Sebelum benar-benar menjauh dari gerbang istana, Gara menoleh untuk terakhir kalinya ke arah menara gerbang istana. Tempat di mana Sazta sedang berdiri mengamati. Meski tidak bisa melihat secara jelas keberadaan kakak perempuannya itu, tetapi Gara tahu Sazta berada di sana.
Gara lalu kembali menghadap ke depan sambil terus menunggangi kudanya. Sekilas ia mengingat pertemuannya dengan Sazta beberapa hari yang lalu. Hari di mana Sazta memberinya peringatan akan perjalanan ke Lexo.
Gara tahu bahwa Sazta tidak hanya sekadar berkelakar saja. Tidak seperti biasanya, Sazta tidak menunjukkan raut wajah sinis dan meremehkan. Melainkan wajah serius dengan sedikit ketakutan yang terpancar pada matanya.
Mencoba menepis pikiran negatif, Gara menengadah untuk melihat langit. Sejak meninggalkan istana, ia tidak merasakan hawa matahari menyengat seperti biasanya. Ternyata langit berawan perlahan mulai berubah menjadi mendung. Burung-burung berkoloni juga tampak terbang.
Tiba-tiba suara terompet peringatan terdengar. Tanda bahwa rombongan sebentar lagi akan melintasi gerbang utama yang memisahkan wilayah ibukota Taesun dengan wilayah luar. Meski masih dalam satu teritorial, tetapi wilayah di Taesun dipisahkan oleh ladang, hutan dan pegunungan yang jarang dihuni oleh kelompok masyarakat.
Sebelum melewati kawasan penghuni terakhir, Gara melihat keberadaan Soka di antara penduduk. Laki-laki itu memakai jubah yang sampai menutupi kepalanya. Mata mereka bertemu beberapa saat.

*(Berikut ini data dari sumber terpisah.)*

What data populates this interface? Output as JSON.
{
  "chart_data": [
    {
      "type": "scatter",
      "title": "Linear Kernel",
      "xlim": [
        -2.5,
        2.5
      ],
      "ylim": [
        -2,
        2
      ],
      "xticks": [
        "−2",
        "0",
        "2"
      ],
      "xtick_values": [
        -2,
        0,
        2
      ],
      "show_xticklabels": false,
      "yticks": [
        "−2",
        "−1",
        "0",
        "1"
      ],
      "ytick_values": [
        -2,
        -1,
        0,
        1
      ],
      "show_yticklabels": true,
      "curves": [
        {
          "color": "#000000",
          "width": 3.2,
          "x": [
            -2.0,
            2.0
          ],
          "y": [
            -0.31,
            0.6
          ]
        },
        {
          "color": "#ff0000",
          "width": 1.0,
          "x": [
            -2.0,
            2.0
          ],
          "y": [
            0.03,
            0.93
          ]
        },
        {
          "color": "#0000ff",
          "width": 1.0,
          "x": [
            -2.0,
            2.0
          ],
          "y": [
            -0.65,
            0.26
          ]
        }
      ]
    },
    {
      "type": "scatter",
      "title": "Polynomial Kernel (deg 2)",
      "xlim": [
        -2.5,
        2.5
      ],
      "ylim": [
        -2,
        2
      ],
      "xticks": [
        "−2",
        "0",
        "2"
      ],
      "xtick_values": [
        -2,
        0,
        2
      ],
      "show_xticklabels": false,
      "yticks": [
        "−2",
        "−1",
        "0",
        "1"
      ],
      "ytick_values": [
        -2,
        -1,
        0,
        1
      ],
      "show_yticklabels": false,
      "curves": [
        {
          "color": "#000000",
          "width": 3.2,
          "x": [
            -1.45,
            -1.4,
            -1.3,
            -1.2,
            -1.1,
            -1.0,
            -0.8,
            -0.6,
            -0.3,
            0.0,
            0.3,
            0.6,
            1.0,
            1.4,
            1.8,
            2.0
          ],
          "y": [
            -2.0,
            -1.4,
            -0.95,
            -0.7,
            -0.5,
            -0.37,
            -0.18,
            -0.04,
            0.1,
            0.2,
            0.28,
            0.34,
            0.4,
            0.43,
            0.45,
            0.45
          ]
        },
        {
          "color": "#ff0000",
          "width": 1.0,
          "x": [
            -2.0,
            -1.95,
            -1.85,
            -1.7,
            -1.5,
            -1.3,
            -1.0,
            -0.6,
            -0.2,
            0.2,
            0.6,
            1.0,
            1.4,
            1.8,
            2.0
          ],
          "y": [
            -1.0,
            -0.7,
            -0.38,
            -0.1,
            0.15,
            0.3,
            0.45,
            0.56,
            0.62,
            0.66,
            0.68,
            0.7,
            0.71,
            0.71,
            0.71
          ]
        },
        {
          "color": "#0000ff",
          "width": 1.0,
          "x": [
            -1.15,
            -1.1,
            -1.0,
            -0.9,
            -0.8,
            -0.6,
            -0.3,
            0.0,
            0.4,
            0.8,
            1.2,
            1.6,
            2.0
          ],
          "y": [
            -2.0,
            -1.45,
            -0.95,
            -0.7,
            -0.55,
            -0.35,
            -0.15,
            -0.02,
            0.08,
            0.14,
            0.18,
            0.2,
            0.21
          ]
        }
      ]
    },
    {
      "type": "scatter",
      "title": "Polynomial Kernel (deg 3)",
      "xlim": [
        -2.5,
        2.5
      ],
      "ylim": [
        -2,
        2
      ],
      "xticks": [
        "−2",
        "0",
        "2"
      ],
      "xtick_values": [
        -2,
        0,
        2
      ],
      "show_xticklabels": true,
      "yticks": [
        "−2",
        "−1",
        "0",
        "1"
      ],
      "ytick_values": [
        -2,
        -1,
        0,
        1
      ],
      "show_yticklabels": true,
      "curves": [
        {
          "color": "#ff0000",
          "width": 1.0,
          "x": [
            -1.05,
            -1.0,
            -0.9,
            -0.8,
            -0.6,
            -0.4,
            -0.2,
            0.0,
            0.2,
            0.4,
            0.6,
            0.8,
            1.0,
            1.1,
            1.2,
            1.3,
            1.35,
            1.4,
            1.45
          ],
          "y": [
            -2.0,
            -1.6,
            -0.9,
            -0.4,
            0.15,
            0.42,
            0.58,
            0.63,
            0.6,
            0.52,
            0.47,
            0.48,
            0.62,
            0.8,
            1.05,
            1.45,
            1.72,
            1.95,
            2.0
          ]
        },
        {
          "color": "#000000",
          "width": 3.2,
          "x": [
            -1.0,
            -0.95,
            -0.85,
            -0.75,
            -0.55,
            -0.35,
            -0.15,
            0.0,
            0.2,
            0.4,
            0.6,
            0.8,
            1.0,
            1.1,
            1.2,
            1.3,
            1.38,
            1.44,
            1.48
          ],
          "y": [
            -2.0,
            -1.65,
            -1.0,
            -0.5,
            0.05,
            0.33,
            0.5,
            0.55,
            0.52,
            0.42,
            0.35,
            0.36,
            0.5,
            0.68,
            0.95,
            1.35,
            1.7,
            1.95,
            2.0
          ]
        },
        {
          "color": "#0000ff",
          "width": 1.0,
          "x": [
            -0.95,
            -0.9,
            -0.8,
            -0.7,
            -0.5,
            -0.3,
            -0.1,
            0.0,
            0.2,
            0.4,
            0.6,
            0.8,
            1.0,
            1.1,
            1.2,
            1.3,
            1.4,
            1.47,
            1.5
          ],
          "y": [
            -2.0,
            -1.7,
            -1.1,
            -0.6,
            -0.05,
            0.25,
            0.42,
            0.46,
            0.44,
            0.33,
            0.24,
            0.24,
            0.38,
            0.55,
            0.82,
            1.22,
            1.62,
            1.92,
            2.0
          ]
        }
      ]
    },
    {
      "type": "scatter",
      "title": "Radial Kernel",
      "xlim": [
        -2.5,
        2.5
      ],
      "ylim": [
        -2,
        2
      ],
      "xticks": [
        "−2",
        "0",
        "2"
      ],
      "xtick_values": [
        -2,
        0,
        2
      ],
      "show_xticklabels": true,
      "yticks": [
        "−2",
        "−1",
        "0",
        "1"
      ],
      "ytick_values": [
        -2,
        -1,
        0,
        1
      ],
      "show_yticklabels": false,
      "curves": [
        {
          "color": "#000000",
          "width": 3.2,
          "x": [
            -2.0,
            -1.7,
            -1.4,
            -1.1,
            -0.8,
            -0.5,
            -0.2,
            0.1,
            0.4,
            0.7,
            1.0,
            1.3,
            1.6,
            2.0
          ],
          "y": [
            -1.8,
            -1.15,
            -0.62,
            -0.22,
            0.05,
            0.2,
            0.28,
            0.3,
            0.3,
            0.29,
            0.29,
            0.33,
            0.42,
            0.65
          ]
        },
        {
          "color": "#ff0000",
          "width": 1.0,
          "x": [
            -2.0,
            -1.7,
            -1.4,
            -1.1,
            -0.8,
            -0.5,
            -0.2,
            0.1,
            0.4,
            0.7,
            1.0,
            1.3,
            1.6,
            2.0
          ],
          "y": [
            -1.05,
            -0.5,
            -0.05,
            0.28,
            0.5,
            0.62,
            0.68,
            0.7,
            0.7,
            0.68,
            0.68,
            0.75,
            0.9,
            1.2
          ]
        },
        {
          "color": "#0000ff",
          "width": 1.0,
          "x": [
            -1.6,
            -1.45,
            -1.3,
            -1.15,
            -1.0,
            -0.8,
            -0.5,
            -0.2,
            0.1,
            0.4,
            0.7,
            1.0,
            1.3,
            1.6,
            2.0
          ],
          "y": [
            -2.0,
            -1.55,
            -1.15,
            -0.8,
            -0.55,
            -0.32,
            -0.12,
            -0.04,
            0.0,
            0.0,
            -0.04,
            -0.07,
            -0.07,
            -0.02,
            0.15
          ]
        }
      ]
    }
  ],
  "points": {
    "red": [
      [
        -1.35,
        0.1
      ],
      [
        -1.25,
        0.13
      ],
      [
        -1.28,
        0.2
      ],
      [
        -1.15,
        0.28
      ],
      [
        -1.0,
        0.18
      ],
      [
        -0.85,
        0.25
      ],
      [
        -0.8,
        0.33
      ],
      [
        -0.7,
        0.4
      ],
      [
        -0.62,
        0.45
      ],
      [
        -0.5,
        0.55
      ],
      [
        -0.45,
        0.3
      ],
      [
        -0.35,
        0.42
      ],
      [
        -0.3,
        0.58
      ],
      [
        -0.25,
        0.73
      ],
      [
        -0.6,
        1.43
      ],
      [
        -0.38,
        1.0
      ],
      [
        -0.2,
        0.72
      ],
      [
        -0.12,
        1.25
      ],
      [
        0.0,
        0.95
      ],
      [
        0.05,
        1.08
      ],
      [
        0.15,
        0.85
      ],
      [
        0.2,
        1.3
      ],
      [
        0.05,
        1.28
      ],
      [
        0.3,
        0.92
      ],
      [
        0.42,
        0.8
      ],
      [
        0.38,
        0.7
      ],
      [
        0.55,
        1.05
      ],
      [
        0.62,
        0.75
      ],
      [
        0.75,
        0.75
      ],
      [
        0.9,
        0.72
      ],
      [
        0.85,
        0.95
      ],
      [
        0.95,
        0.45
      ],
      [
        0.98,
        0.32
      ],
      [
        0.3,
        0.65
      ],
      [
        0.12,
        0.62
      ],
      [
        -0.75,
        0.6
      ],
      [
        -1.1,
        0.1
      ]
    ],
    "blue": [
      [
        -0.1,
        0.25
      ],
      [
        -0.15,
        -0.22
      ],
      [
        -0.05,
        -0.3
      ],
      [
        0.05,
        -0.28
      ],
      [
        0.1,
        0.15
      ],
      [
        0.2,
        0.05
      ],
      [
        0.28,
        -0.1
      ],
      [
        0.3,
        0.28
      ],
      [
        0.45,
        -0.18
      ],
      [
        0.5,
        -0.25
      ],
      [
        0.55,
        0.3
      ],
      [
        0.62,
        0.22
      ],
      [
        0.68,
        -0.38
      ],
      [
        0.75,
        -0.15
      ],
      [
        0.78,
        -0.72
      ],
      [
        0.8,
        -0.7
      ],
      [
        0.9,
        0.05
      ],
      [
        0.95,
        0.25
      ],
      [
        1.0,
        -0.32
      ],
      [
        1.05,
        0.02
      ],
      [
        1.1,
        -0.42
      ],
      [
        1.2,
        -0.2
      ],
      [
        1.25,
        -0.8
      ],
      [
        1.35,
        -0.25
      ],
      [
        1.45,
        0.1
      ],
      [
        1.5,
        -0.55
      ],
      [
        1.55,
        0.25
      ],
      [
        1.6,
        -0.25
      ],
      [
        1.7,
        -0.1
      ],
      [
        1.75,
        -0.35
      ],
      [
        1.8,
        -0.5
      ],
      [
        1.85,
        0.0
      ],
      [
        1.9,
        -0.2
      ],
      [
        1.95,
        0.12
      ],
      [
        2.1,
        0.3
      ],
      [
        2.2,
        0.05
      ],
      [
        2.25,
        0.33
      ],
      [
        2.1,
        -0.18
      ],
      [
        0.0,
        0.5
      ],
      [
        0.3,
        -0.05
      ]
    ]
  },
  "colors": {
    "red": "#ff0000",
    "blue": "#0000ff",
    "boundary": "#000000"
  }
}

Soka memberi tanda penghormatan yang hanya dibalas anggukan kecil dari Gara. Namun sang putra mahkota lalu sadar bahwa Soka tidak datang untuk melihatnya, melainkan untuk Azura.
Gara menoleh dan mendapati Azura telah membuka jendela kereta sambil melambaikan tangan kepada Soka. Ia tahu kedekatan Soka dan Azura sebagai saudara lebih daripada dirinya. Bahkan tak jarang dirinya mendengar orang-orang di istana yang menyebut Soka dan Azura lebih mirip saudara kandung dengan warna rambut yang sama dan kepribadian yang dapat berbaur satu sama lain.
Gara pun berharap, perjalanan kali ini dapat membuatnya mengenal Azura lebih banyak. Sesuatu yang sulit dilakukannya di dalam istana karena kesibukan. Sebagai putra mahkota, ia merasa sudah sepantasnya melindungi dan mengarahkan saudaranya. Meski salah satu tantangannya selama ini juga adalah hubungannya dengan Sazta.